Newcomerstown and the surrounding region has weathered two major snowstorms and frigid cold with in the past two weeks, with temperatures dipping below zero and wind chill reaching negative double digits.

Local weather expert Don Keating said the weather wasn’t necessarily a surprise.

"As early as January 22, there were long range weather forecast models predicting a massive outbreak of the coldest air of the 2018-2019 winter season," Keating said. "One weather model even had a low of -25°F predicted for Mansfield, Ohio. Well, forecast models that far in advance should be taken with a grain of salt, especially forecasts for precipitation.

Keating said that on Jan. 29, there was a daytime high of 40°F in Newcomerstown at his personal weather station.

"That was in advance of the brutal cold front about to pass through the state of Ohio," he said. "Temperatures fell steadily from midnight to midnight on Jan. 29."

But the coldest weather was yet to come.

During the early morning hours of Jan. 30, a reinforcing blast of Arctic air pushed through Ohio dropping a fresh coating of snow and introducing windy conditions ushering in the Arctic air mass, Keating said.

"The high temperature for Jan. 30 was at midnight at 15°F and by midnight, 24 hours later, the mercury had dipped to -4°F. On Jan. 30 the daytime high reading was 0°F at 9:49 a.m. By midnight the temperature had dropped to that -4°F reading. Wind chill at my Newcomerstown station dropped to -21°F but some locations in Ohio, in particular a small town called Wauseon, Ohio in the far northwest corner had wind chills to nearly -40°F."

Keating said the term "historic cold" was often used to announce the pending lows on the thermometer.

"But was it really ‘historic cold’ that moved into Ohio for a brief period, or just another cold spell during the winter?" Keating asked.

Keating offered some figures in Newcomerstown in January from 2014 through 2019.

The coldest reading was on January 29, 2014 when the mercury dipped to -17°F. In January 2016 and 2017 the coldest temperature in Newcomerstown was 3°F above zero. During January of 2014 the mercury dipped to at least zero or colder during eight days. In 2014 17.5" of snow fell, followed by 16.4" in 2019.

"As you can see, the recent ‘historic cold, spell certainly wasn't all it was advertised to be," Keating said." With nearly two full months of winter remaining one has to wonder what Mother Nature has up her sleeve next."

Two weeks earlier, on Sunday, Jan. 13, a major low pressure system battered the western coast of the United States producing heavy rains, very heavy snow in the Sierra Nevada Mountains and wind gusts of over 100 mph. The Sierra Nevada Mountains received over five feet of snow, 60 inches. Keating said the weather forecast models were "all over the board as to what was going to happen with this storm, but one thing was for certain, it was expected to affect the area in one form or another.
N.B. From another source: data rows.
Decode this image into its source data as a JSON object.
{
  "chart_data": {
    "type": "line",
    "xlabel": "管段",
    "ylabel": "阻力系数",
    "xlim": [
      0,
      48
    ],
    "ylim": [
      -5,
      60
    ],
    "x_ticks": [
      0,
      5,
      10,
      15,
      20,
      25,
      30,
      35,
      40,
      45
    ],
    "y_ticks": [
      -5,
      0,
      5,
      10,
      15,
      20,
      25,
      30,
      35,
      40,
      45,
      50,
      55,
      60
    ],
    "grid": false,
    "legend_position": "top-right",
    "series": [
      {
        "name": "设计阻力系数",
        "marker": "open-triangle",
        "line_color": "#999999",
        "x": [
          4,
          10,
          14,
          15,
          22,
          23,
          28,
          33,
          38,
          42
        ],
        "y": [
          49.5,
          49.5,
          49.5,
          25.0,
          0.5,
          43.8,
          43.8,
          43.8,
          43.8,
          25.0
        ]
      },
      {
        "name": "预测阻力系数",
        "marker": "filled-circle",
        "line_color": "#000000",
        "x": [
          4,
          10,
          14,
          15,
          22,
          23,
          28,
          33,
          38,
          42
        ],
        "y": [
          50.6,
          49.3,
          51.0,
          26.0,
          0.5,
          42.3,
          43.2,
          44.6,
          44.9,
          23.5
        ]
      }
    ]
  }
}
"By Tuesday, Jan. 15, weather computer models were putting out forecasts of over 20 inches of snow for portions of Ohio. A few even placed the estimate at 30 inches! With this information flowing freely, social media get into the act with several ‘amateur’ weather pages on Facebook putting out their own snowfall forecasts. Not a good idea as it turned out."

Keating said that eventually the low pressure re-developed over the eastern slopes of the Rockies in Colorado because as it crossed the mountains, it was weakened considerably, it dove southeastward towards the Oklahoma and Texas Panhandle, then moved northeastward towards the middle Ohio Valley.

On Saturday morning, Jan. 19, sleet began to fall in Newcomerstown at about 11:30 a.m. It quickly turned to rain and remained rain until around 11:30 p.m. Saturday night as the low pressure system moved northeast of Ohio and pulled a cold front through the Newcomerstown area. Rain soon changed to snow and by noon on Sunday, Jan. 2, six inches of the white fluffy stuff had accumulated with a good bit of blowing and drifting snow.

"Total liquid for the event was 1.21"," Keating said. "Had that all been snow we would have been digging out from at least 12 inches of snow. School was closed, wisely I might add, on Monday and Tuesday and placed on a two hour delay Wednesday.

"I've always told folks and apparently the ‘fear factor’ has more of an impact, but never ever trust a forecast of snowfall accumulation more than 36 hours in advance. As witnessed with this most recent major storm, nature has a way of changing its mind on the drop of a dime."